Jyotish and Western Astrology have common ancestry. There seems to have been some interplay in the last two or three hundred years BCE and the horoscopic side of Jyotish is heavily derived from a translation of a Hellenisitic text, now known as
The Yavanajataka Of Sphujidhvaja
Both Hellenisitic and Medieval Western Astrology were heavily forecasting oriented, like Jyotish but unlike it's Indian cousing, Western Astrology was not a continuous tradition. There were two main breaks in it, the most recent being from the end of the Seventeenth Century to the end of the Nineteenth Century. In it's present incarnation it owes much to a delberate decision by Alan Leo to concentrate on character analysis (for reasons I won't go into here). Thus as Mystic Zyl points out, it is now mostly used for personality assessments, counselling and synergy (compatiblity assessment) and less emphasis is placed on the forecasting of external events than was the case in its traditional format and is still the case in Jyotish.

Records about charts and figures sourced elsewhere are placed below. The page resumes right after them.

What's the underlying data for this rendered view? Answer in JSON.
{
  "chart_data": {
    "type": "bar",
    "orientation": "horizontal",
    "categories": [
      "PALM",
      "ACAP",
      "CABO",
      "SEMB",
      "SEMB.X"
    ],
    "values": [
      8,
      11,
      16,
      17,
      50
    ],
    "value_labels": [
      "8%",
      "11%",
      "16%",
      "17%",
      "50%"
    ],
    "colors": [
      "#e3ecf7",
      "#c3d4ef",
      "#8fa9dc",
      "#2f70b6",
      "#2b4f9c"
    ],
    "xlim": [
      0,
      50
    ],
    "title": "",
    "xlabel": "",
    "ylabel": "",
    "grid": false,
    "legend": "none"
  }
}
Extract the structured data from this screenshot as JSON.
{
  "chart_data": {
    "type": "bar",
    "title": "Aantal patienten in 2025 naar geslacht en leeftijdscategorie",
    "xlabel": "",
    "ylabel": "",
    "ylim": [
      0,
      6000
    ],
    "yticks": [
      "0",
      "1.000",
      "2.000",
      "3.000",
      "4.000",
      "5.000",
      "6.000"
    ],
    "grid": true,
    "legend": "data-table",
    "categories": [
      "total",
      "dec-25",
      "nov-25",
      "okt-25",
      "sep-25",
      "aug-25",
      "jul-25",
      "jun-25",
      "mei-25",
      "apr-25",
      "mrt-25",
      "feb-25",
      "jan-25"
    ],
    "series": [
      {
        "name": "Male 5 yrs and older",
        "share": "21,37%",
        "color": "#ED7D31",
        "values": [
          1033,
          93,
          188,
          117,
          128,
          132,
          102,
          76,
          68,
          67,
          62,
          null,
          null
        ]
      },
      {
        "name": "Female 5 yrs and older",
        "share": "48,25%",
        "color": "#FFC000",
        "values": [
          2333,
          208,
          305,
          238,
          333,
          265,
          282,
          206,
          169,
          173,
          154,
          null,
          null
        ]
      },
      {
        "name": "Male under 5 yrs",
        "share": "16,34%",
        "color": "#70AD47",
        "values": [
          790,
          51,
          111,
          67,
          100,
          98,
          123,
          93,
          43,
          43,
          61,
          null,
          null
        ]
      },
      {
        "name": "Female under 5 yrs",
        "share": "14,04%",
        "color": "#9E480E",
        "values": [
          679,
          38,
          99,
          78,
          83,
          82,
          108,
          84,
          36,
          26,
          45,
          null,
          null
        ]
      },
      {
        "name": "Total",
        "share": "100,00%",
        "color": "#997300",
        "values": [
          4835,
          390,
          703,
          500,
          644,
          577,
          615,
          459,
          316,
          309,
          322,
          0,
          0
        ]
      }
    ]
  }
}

I have to stress that this is a comment relating to the balance of astrological practice , I'm not suggesting that there's no personality assessment in Jyotish or that there's no forecasting in modern Western approaches (though the object of forecasting is often not so much external events but psychological states)
Mystic Zyl said:
But I believe it is all what you have been trained in and are comfortable with. I also like chinese, too. I think they all are good. I like western because I have studied it for 37 years and it just a comfortable energy for me.
Yes I think that is a very important point. Changing your system of approach is extremely challenging and there's a cultural dimension too - trying out an approach that has little point of contact with what you are used to can be very daunting. And if you are currently practising Astrology in a way that is productive for you, then there's no real reason to change.
For the minority of us who started out in the Modern Western approach but found it unfulfilling, Jyotish used to hold an attraction as an alternative. Over the last twenth years there's also been more research into and partial reconstruction of the earliest systems of Western Astrology.
So from a personal point of view, my answer is Traditional Western Astrology, but then I'm now reasonably comfortable with it and I'm very interested in it's origins, so I'm willing to step outside my comfort zone to explore more. If I were Indian, then I think I would be heavily into Jyotish and I don't think I'd consider changing.